After skiing, we all decided to go to Reno to do some gambling. I gambled at the tables for the first time in my life…what a total blast! John taught me how to play craps and it’s not as hard as it appears. I basically won just by placing my chips down on the table, lol, but maybe it was luck too. After craps, we went to join Lee at the blackjack table. I had some difficulty with some of the signs that I needed to make in order to communicate with the dealer what I wanted her to do, but I eventually caught on. It was a good time and I came out on top for the evening, so I was totally jazzed. I can’t wait to go to Vegas to try out my newly acquired skills though–hopefully they’ll have some cheap tables to test out on though. I’m still not ready to drop anything on a $15 minimum table…

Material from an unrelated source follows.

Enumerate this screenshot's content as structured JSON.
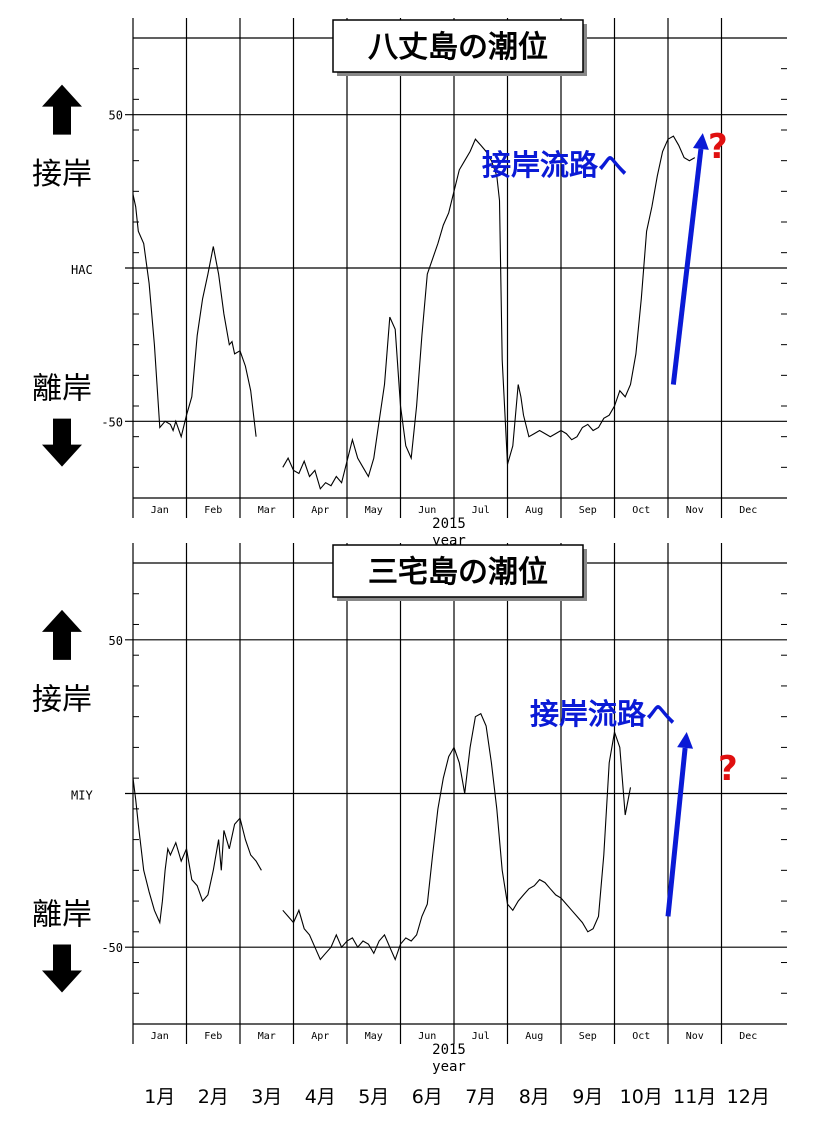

So in addition to the fun that I had this weekend, I also got lots of rest, which was definitely needed. Sometimes, I think I take on too much and over-extend myself, but is that such a bad thing? I’m still trying to find some middle ground where I can still do everything that I enjoy, and at the same time, not work myself to death doing all these things. It’s difficult though because I always feel that if I’m not proactive about all these issues, events, groups, etc., then who will it fall to? I guess I’m just a bit too aware of the privilege that I come from and want to give some more balance to my life–it’s the social activist in my I suppose…
My paper has been accepted for the Hawaii Conference for the Social Sciences, so I’m totally jazzed. I get to finally present my paper on Multi-racial Queers at a conference and get published–yay! I’m going to apply for a grant to see if the University will cover the cost of my expenses for the conference. Hopefully they will; it should be a fun experience and mini-break from the dull summer work I’ll be doing. Damn it, if I weren’t getting paid so much this summer, I’d so go and do an internship or something, blah…
I’m still going strong with my work out routine. I’m surprised I’ve been able to keep my regime up for so long, but I suppose this is a new side of me. Change is good, and I’m liking the results of this change. Though working out tires me some times, I think it’s totally worth it, besides, it’ll be nice to finally have totally toned and visibly ripped abs…yay!
Speaking of change, I’ve decided to grow out my hair and do something different with it. I’ve already dyed it a subtle red (you can only see it when the sun if reflecting on it), and perhaps I may choose to frost the tips later on, but I’m content with it for now. Change is good, life is good, and spring break is just around the corner…WAHOOOOO!!!!